Regardless, it works. Not only does this bare-basics storytelling intensify the suspense of the situation, it reinforces some of Windfall’s key themes as the trappings of extreme wealth- privacy, seclusion, and celebrity status- are potentially fatal vulnerabilities and luxury lodgings become a prison. Apparently, being a billionaire isn’t all it’s cracked up to be.
The film does lose narrative focus at a few points, with the middle third in particular feeling unnecessarily slow (night one of the stand-off drags to the point we could be living the characters’ boredom in real-time). But just as the film seems to have lost all momentum, it ramps back up again for an explosive twist ending some viewers will love, others hate, and none will expect.
Without giving too much away, Windfall’s finale simultaneously exhibits its best and worst elements.
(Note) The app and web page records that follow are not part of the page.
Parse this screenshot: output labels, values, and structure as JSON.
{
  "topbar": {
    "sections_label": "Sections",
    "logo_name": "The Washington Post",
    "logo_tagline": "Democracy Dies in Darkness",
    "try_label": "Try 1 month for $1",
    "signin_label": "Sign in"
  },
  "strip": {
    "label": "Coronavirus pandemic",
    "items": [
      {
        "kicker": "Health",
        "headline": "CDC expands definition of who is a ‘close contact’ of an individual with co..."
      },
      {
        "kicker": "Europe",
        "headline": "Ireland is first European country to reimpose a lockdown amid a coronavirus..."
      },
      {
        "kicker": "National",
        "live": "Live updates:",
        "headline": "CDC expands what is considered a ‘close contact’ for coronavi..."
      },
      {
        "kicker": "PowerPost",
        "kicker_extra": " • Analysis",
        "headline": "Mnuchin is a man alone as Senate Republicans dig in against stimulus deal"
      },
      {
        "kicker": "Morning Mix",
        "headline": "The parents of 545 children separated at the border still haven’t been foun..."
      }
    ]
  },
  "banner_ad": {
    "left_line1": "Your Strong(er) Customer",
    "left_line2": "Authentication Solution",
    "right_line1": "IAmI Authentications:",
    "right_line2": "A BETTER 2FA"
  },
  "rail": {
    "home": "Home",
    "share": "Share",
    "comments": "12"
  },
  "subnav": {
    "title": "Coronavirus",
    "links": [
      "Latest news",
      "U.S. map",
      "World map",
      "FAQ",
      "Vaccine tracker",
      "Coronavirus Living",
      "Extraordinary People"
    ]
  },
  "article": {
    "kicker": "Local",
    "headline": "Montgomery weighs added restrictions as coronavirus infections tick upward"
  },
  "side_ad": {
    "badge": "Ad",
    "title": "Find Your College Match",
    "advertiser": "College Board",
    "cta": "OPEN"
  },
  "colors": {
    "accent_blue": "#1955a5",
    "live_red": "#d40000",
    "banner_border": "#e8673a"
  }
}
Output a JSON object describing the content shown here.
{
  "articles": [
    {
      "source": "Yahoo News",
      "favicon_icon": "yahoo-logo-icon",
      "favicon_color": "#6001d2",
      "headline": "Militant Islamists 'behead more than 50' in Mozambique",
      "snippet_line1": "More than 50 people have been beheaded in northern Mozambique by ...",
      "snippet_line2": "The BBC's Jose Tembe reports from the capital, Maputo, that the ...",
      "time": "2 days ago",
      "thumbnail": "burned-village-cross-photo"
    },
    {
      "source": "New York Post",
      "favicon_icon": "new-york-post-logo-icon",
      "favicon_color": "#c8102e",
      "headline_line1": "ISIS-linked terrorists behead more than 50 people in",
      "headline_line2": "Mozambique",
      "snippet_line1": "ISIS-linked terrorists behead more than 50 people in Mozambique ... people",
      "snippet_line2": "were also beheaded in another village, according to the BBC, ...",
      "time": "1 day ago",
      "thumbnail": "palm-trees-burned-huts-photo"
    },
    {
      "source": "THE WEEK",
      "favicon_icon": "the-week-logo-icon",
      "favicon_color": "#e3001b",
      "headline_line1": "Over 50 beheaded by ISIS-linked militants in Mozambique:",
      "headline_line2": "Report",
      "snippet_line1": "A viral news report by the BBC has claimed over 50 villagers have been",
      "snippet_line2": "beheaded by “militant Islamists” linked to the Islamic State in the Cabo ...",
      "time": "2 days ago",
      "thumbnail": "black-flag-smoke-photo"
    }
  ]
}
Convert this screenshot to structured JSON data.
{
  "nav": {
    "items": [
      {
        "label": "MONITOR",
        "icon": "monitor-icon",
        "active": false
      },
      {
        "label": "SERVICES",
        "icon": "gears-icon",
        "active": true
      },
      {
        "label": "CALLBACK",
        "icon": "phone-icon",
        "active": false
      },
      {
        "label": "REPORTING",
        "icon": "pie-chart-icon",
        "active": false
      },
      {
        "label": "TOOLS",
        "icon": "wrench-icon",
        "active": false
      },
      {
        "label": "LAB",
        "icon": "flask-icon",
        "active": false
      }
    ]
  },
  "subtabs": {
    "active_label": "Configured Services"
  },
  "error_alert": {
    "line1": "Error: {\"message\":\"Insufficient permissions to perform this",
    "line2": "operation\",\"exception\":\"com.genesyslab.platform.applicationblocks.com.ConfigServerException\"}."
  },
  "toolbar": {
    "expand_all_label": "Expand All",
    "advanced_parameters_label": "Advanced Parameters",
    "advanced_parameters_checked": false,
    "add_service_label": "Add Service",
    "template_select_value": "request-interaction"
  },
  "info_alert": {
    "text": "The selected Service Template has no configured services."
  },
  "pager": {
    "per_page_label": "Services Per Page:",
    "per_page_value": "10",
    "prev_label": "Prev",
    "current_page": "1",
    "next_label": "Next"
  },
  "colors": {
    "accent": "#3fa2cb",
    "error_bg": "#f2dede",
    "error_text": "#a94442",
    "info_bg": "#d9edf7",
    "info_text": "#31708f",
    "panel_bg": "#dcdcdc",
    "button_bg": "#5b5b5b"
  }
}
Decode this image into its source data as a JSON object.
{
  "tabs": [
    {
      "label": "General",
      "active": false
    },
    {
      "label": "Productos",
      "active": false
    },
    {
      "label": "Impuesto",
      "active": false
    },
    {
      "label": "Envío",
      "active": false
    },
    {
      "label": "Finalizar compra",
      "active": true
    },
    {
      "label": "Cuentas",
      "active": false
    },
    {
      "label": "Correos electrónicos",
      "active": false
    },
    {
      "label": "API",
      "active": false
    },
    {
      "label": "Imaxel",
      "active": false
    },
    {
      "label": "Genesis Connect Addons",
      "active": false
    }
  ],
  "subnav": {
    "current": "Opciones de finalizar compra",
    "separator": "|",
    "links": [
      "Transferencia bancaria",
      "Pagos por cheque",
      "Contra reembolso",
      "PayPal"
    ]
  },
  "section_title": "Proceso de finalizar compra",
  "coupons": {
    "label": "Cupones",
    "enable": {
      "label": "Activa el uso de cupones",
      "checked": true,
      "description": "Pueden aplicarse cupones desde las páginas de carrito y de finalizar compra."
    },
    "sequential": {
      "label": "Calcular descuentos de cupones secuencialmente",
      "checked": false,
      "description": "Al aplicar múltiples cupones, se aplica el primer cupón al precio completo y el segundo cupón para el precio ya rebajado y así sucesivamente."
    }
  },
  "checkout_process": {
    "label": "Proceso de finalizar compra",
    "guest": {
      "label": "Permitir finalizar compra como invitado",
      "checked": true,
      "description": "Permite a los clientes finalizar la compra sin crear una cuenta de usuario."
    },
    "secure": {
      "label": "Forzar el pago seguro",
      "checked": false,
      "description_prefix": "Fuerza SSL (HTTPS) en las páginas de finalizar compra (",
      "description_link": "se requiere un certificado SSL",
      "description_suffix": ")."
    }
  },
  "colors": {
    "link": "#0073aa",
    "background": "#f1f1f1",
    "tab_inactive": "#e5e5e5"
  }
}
On the one hand, it delivers a suitably unpredictable end for a film that keeps audiences on their toes throughout. This is largely thanks to Jason Segel- veteran Best Supporting Stoner of Knocked Up, This Is The End, and Forgetting Sarah Marshall fame- ingeniously miscast as would-be burglar Nobody.
Segel’s portrayal of Nobody as a fumbling, decidedly un-hardened criminal introduces a whole other layer of uncertainty and intrigue to the psychological standoff with viewers never quite sure of the threat being posed. Is it all just a bluff? Or could Nobody’s obvious inexperience and unrehearsed gamer plan make him all the more dangerous?
It also provides much of Windfall’s intermittent humour. A ransom negotiation between Nobody and CEO is, for example, mined for absurdity as Nobody’s arbitrary and increasingly frustrated demands are slyly ridiculed by the billionaire (“One hundred and fifty thousand?” CEO condescends. “You’re going to blow through it like that.”).
In fact, every character in Windfall is dryly funny in their own way. Plemons’ CEO is an insufferably smug yet delightfully quippy smartass, while Lily James is flawlessly deadpan as long-suffering Wife. Yet too often the comedy comes at the expense of any real depth or development. In its absence, even the most shocking plot turns fail to achieve emotional payoff and attempted social commentary is superficial at best.
CEO, Wife and Nobody all have potential, but unfortunately become less interesting the more we see of them. Hard-won details of the characters’ lives and personalities, far from adding depth, conform to broadly drawn stereotypes. (A billionaire CEO is revealed to be arrogant and entitled? What a shocker!)
Windfall’s thematic depth suffers from a similar flaw. Any moral ambiguity (is it ever ok to harm others, even those least deserving of their good fortune? Is financial security worth sacrificing independence?) is steamrolled over with cliches. There’s not much room for ambiguity at all when characters are unequivocally awful (CEO), anachronistic Stepford Wives (Wife), or mouthpieces for the film’s vague, working-class politics (the self-righteous Nobody).
Though Windfall falls short of its potential, there’s still a lot to like about this off-centre, tightly wound ride. Steadily enjoyable (if not entirely memorable) and far more sophisticated than the average Netflix original, Windfall is best enjoyed when not taken too seriously. But like the lifestyle of a billionaire, below the surface is an unfortunate case of style over substance.